As they fight, Narro stands about 4 feet away from them and teaches. “Create space,” he says. “Don’t get sloppy!” he yells. But, most important, he implores them to stay calm. “Dalé, Chata,”—Hit him, Chata—a parent yells.
“Stay calm,” Narro repeats. “Breathe, mija. Breathe, papá.”
The round ends, marked by a piercing bell you can almost feel in your chest. One of the major rules—besides no cursing or taking off your shirt—says after each sparring session, the opponents hug. Without being told, Chata and the boy hug while Narro embraces them both. He congratulates them on a job well done and tells them he’s proud. He then takes off his glasses, uses his shirt to wipe off his sweat, and, squinting, looks around at all the young boxers standing by the ring.
Pato, Frijolito, Joker, El Crusher, Chato (Chata’s brother), and many others stand and wait. Narro puts on his glasses and points at a kid. “You ready?” he asks. The boxer, about 16, already with headgear on—which covers most of his face, leaving visible just his dark-brown eyes—nods.
“Órale,” Narro responds. “Get in here.” The bell rings and he fights.

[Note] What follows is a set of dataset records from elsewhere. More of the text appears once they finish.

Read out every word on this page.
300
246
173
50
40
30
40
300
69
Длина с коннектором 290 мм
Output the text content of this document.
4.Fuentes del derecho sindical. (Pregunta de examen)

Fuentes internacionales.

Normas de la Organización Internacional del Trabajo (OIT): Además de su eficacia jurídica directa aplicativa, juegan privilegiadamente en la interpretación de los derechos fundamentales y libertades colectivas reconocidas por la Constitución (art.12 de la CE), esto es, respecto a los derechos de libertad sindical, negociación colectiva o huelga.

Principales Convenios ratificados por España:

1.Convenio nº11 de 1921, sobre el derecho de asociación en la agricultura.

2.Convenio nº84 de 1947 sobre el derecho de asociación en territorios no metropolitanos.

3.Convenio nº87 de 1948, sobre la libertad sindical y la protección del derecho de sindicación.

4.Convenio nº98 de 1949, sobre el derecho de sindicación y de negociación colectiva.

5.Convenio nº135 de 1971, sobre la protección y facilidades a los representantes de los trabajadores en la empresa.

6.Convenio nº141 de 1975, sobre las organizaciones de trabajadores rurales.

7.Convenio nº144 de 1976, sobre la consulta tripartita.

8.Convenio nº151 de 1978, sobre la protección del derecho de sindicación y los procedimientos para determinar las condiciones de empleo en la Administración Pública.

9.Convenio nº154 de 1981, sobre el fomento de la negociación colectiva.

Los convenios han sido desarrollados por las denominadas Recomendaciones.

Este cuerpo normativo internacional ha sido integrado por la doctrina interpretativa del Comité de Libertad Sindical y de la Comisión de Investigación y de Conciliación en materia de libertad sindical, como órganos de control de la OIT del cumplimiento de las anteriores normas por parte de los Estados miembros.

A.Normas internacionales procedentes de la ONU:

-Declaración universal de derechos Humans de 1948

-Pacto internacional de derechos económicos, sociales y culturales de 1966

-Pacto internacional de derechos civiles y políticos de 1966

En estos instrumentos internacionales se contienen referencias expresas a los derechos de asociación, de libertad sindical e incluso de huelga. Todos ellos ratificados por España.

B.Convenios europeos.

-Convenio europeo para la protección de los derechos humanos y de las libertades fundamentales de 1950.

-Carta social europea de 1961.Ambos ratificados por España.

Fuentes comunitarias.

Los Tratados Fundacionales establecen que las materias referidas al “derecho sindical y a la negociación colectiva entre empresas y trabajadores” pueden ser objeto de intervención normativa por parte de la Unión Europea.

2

With each new building that’s erected, each previously dilapidated home that’s remodeled, each person who moves in and immediately thinks he knows what’s best for the community, and each business tenant who can no longer afford the rent, it has become increasingly clear that many of these kids and their families will also be forced to move from Oak Cliff. If not now, then soon. Progress is what developers call it. Others call it gentrification. Regardless of semantics, rising property values will increase taxes. For the many who rent, those taxes will increase what they pay for housing. For the few who own, the money being offered may be too much to turn down.
When that happens—for the same reason these types of gyms don’t exist in places like the Park Cities or Preston Hollow—Casa Guanajuato and Vivero Boxing Gym will get knocked down. They’ll get destroyed along with the area’s other boxing gyms, like the 10th Street Boxing Gym, which sort of forms a triangle with the other two. When that happens, Vivero and Ortiz both say, they’ll rebuild. Their coaches—young Erik, redeemed Narro—and the others will follow. So, too, will the boxers. All will arrive at a yet-to-be-determined place. It’ll be the type of place, not too dissimilar from the one they’re at now, where boxing—rather than being considered a dead sport by middle- and upper-class sensibilities—helps keep the largely Latino communities alive. It’ll thrive there and continue to do so, long after the time comes for them to move again.